I've just been reading some of your articles and specially those about PBA. I was shocked. I'm still in shock. I am a mother of two healthy little girls ages 3 and 2 who are the light in my life. When I was 21 I decided to have an abortion. I come from a very conservative family who would probably hate me for being pregnant without being married. I was 6 weeks pregnant but I felt that that tiny little thing inside of me was already a little person. Everything happened so fast that I didn't really have time to think about it. My boyfriend was starting a new business and I was still in college with a prominent successful career in front of my eyes so this baby was going to be a "problem". Besides. I was so scared about my parents reaction and of hurting their feelings that I just let things happen, trying to convince myself that I was doing "the right thing" and that the "baby" was just a bunch of tissues inside my womb.

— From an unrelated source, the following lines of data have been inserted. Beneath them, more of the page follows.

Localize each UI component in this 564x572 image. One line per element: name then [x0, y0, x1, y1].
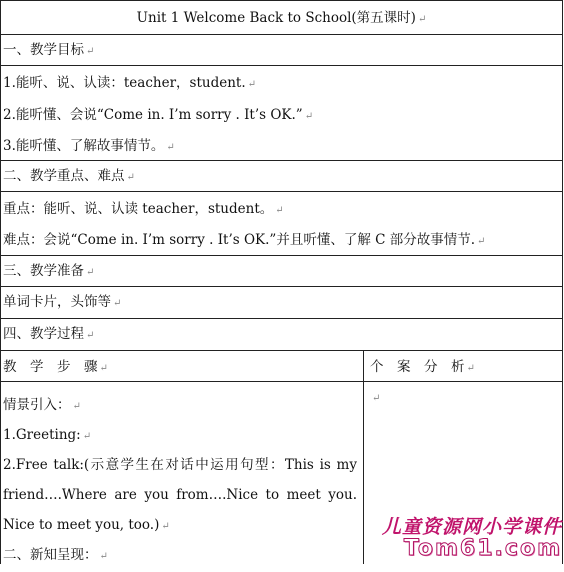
key-point-text: 重点：能听、说、认读 teacher，student。 — [3, 201, 274, 217]
paragraph-mark: ↵ — [86, 330, 95, 341]
teaching-steps — [3, 390, 357, 570]
step-line: 情景引入： ↵ — [3, 397, 81, 413]
step-line: Nice to meet you, too.) ↵ — [3, 517, 170, 533]
paragraph-mark: ↵ — [72, 401, 81, 412]
section2-heading-row — [0, 160, 563, 191]
paragraph-mark: ↵ — [372, 393, 381, 404]
site-watermark — [357, 512, 562, 562]
section2-heading: 二、教学重点、难点 — [3, 168, 125, 184]
paragraph-mark: ↵ — [247, 79, 257, 90]
process-header-row — [0, 350, 563, 381]
paragraph-mark: ↵ — [82, 431, 92, 442]
step-line: 2.Free talk:(示意学生在对话中运用句型：This is my — [3, 457, 357, 473]
section4-heading-row — [0, 318, 563, 350]
step-line: 1.Greeting: ↵ — [3, 427, 92, 443]
difficult-point-text: 难点：会说“Come in. I’m sorry . It’s OK.”并且听懂、了解 C 部分故事情节. — [3, 232, 476, 248]
section2-content-row — [0, 191, 563, 255]
objective-item-1: 1.能听、说、认读：teacher，student. — [3, 75, 246, 91]
paragraph-mark: ↵ — [166, 142, 175, 153]
paragraph-mark: ↵ — [417, 14, 427, 25]
paragraph-mark: ↵ — [86, 46, 95, 57]
paragraph-mark: ↵ — [86, 267, 95, 278]
analysis-column-header: 个 案 分 析 — [370, 359, 465, 375]
objective-item-2: 2.能听懂、会说“Come in. I’m sorry . It’s OK.” — [3, 107, 303, 123]
section1-heading: 一、教学目标 — [3, 42, 84, 58]
paragraph-mark: ↵ — [113, 298, 122, 309]
paragraph-mark: ↵ — [99, 363, 108, 374]
section4-heading: 四、教学过程 — [3, 326, 84, 342]
step-line: friend….Where are you from….Nice to meet you. — [3, 487, 357, 503]
section3-content-row — [0, 286, 563, 318]
step-line: 二、新知呈现： ↵ — [3, 547, 108, 563]
paragraph-mark: ↵ — [161, 521, 170, 532]
preparation-text: 单词卡片，头饰等 — [3, 294, 111, 310]
title-row — [0, 0, 563, 34]
paragraph-mark: ↵ — [466, 363, 475, 374]
paragraph-mark: ↵ — [477, 236, 486, 247]
watermark-line2: Tom61.com — [403, 536, 562, 561]
objective-item-3: 3.能听懂、了解故事情节。 — [3, 138, 165, 154]
section3-heading-row — [0, 255, 563, 286]
steps-column-header: 教 学 步 骤 — [3, 359, 98, 375]
section3-heading: 三、教学准备 — [3, 263, 84, 279]
watermark-line1: 儿童资源网小学课件 — [381, 516, 562, 538]
section1-content-row — [0, 65, 563, 160]
paragraph-mark: ↵ — [99, 551, 108, 562]
paragraph-mark: ↵ — [304, 111, 314, 122]
document-title: Unit 1 Welcome Back to School(第五课时) — [136, 10, 416, 26]
paragraph-mark: ↵ — [126, 172, 135, 183]
section1-heading-row — [0, 34, 563, 65]
paragraph-mark: ↵ — [275, 205, 284, 216]
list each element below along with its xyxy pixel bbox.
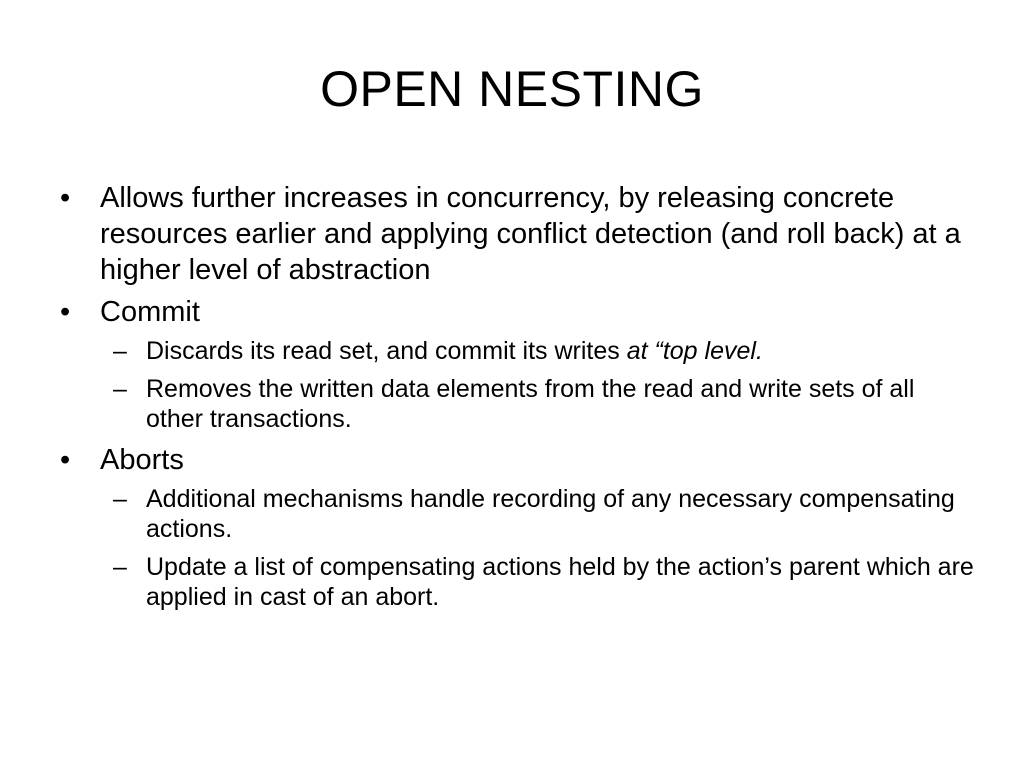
slide-content — [58, 180, 978, 620]
sub-item-removes-written-data — [58, 374, 978, 434]
sub-item-text: Discards its read set, and commit its writes — [146, 337, 627, 365]
dash-marker: – — [113, 485, 127, 513]
bullet-marker: • — [60, 444, 71, 476]
bullet-text: Aborts — [100, 444, 184, 476]
bullet-item-aborts — [58, 442, 978, 478]
bullet-text: Commit — [100, 296, 200, 328]
sub-item-text: Removes the written data elements from the read and write sets of all other transactions. — [146, 375, 915, 433]
sub-item-text: Additional mechanisms handle recording of any necessary compensating actions. — [146, 485, 955, 543]
bullet-marker: • — [60, 182, 71, 214]
bullet-text: Allows further increases in concurrency, by releasing concrete resources earlier and applying conflict detection (and roll back) at a higher level of abstraction — [100, 182, 961, 286]
dash-marker: – — [113, 375, 127, 403]
dash-marker: – — [113, 337, 127, 365]
bullet-item-concurrency — [58, 180, 978, 288]
sub-item-discards-read-set — [58, 336, 978, 366]
bullet-item-commit — [58, 294, 978, 330]
sub-item-additional-mechanisms — [58, 484, 978, 544]
dash-marker: – — [113, 553, 127, 581]
sub-item-italic-text: at “top level. — [626, 337, 763, 365]
slide-title: OPEN NESTING — [320, 61, 704, 117]
sub-item-text: Update a list of compensating actions held by the action’s parent which are applied in cast of an abort. — [146, 553, 974, 611]
sub-item-update-list — [58, 552, 978, 612]
bullet-marker: • — [60, 296, 71, 328]
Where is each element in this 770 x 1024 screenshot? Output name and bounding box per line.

Needless to say that after the "procedure" was done, I felt that all the emptiness of the universe was left inside of me. There was nothing, just emptiness. And that same feeling was taking control of every part of my life. A few hours after the abortion, I started crying and I didn't stop for a long time.
For many years I woke up in the middle of the night because I heard a baby crying.
Now that I look back I feel sorry. Whenever I look inside my little girls' eyes I see that tiny little baby, so small, so alone...I keep asking myself why did I do that...
...When I first saw my daughter over my chest, after a long painful labor, still wet and covered with blood, looking into my eyes, so quiet, so warm, I fell in love with her. Being a mother has been the most rewarding, wonderful experience in my whole life. A baby is always a blessing and NEVER a problem.
...I just wanted to share my experience with others. There are many alternatives to abortion, please don't kill your unborn baby, since when you do it, a big part of you also dies. Keep in mind that a woman who aborts her baby is STILL a mother, but the mother of a dead baby.